The AI algorithms dredged up the radio signals from data were recorded over a five-hour period on 26 August 2017, by the Green Bank Telescope in West Virginia, United States. An earlier analysis of the 400 terabytes of data employed standard computer algorithms to identify 21 bursts during that period. All were seen within one hour, suggesting that the source alternates between periods of quiescence and frenzied activity, says Berkeley SETI postdoctoral researcher Vishal Gajjar.
UC Berkeley Ph.D. student Gerry Zhang and collaborators subsequently developed a new, powerful machine-learning algorithm and reanalysed the 2017 data, finding an additional 72 bursts not detected originally. This brings the total number of detected bursts from FRB 121102 to around 300 since it was discovered in 2012.
“This work is only the beginning of using these powerful methods to find radio transients,” says Zhang. “We hope our success may inspire other serious endeavours in applying machine learning to radio astronomy.”
Zhang’s team used some of the same techniques that internet technology companies use to optimise search results and classify images. They trained an algorithm known as a convolutional neural network to recognise bursts found by the classical search method used by Gajjar and collaborators, and then set it loose on the dataset to find bursts that the classical approach missed.

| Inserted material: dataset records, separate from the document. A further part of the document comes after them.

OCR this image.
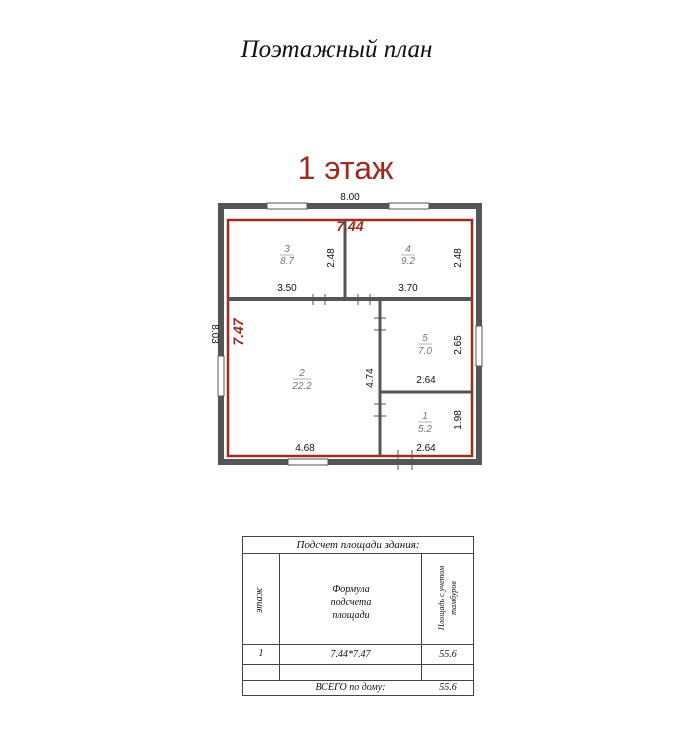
Поэтажный план
1 этаж
8.00
8.03
7.44
7.47
3.50
2.48
3
8.7
3.70
2.48
4
9.2
4.68
4.74
2
22.2
2.64
2.65
5
7.0
2.64
1.98
1
5.2
Подсчет площади здания:
этаж	Формула подсчета площади	Площадь с учетом тамбуров
1	7.44*7.47	55.6
ВСЕГО по дому:	55.6
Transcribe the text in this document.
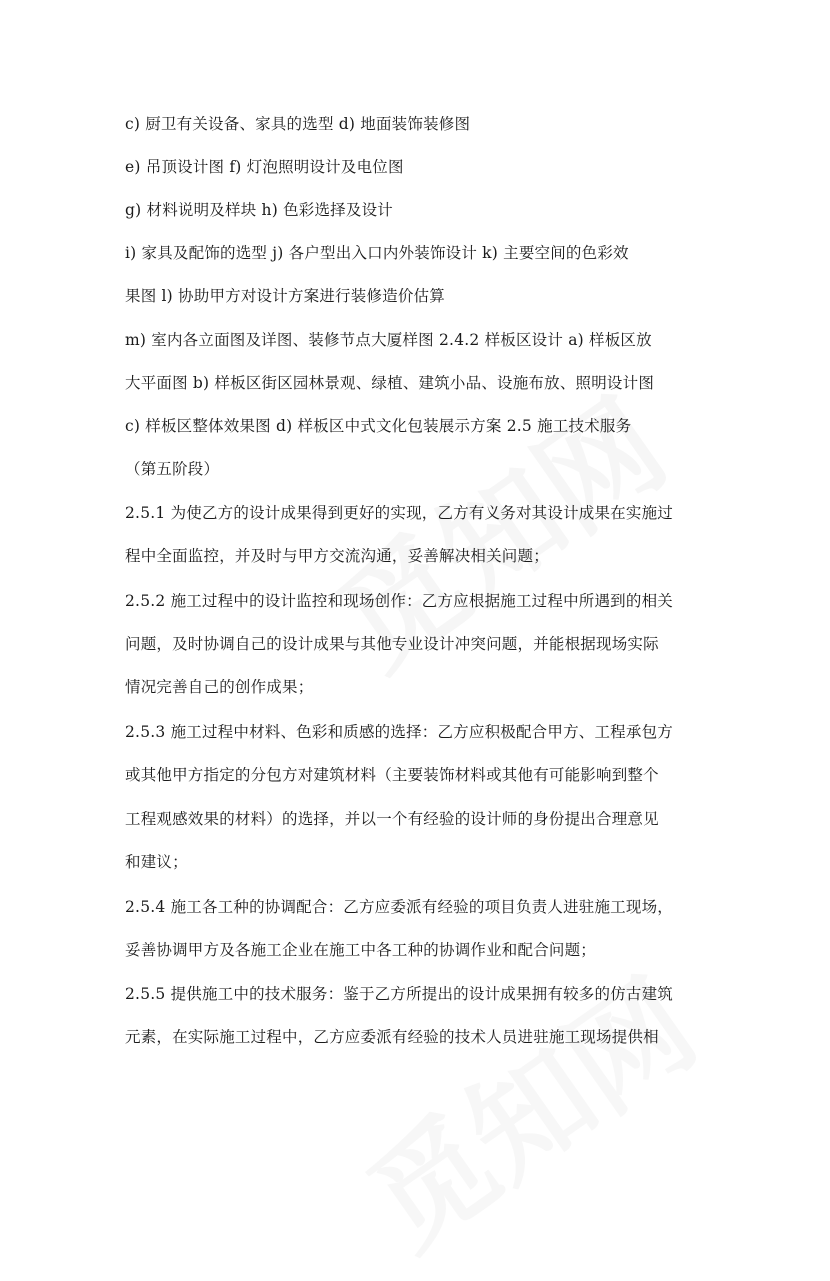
c) 厨卫有关设备、家具的选型 d) 地面装饰装修图
e) 吊顶设计图 f) 灯泡照明设计及电位图
g) 材料说明及样块 h) 色彩选择及设计
i) 家具及配饰的选型 j) 各户型出入口内外装饰设计 k) 主要空间的色彩效
果图 l) 协助甲方对设计方案进行装修造价估算
m) 室内各立面图及详图、装修节点大厦样图 2.4.2 样板区设计 a) 样板区放
大平面图 b) 样板区街区园林景观、绿植、建筑小品、设施布放、照明设计图
c) 样板区整体效果图 d) 样板区中式文化包装展示方案 2.5 施工技术服务
（第五阶段）
2.5.1 为使乙方的设计成果得到更好的实现，乙方有义务对其设计成果在实施过
程中全面监控，并及时与甲方交流沟通，妥善解决相关问题；
2.5.2 施工过程中的设计监控和现场创作：乙方应根据施工过程中所遇到的相关
问题，及时协调自己的设计成果与其他专业设计冲突问题，并能根据现场实际
情况完善自己的创作成果；
2.5.3 施工过程中材料、色彩和质感的选择：乙方应积极配合甲方、工程承包方
或其他甲方指定的分包方对建筑材料（主要装饰材料或其他有可能影响到整个
工程观感效果的材料）的选择，并以一个有经验的设计师的身份提出合理意见
和建议；
2.5.4 施工各工种的协调配合：乙方应委派有经验的项目负责人进驻施工现场，
妥善协调甲方及各施工企业在施工中各工种的协调作业和配合问题；
2.5.5 提供施工中的技术服务：鉴于乙方所提出的设计成果拥有较多的仿古建筑
元素，在实际施工过程中，乙方应委派有经验的技术人员进驻施工现场提供相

The results have helped put new constraints on the periodicity of the pulses from FRB 121102, suggesting that the pulses are not received with a regular pattern, at least if the period of that pattern is longer than about 10 milliseconds. Just as the patterns of pulses from pulsars have helped astronomers constrain computer models of the extreme physical conditions in such objects, the new measurements of FRBs will help figure out what powers these enigmatic sources, Siemion says.
“Whether or not FRBs themselves eventually turn out to be signatures of extraterrestrial technology, Breakthrough Listen is helping to push the frontiers of a new and rapidly growing area of our understanding of the Universe around us,” he adds.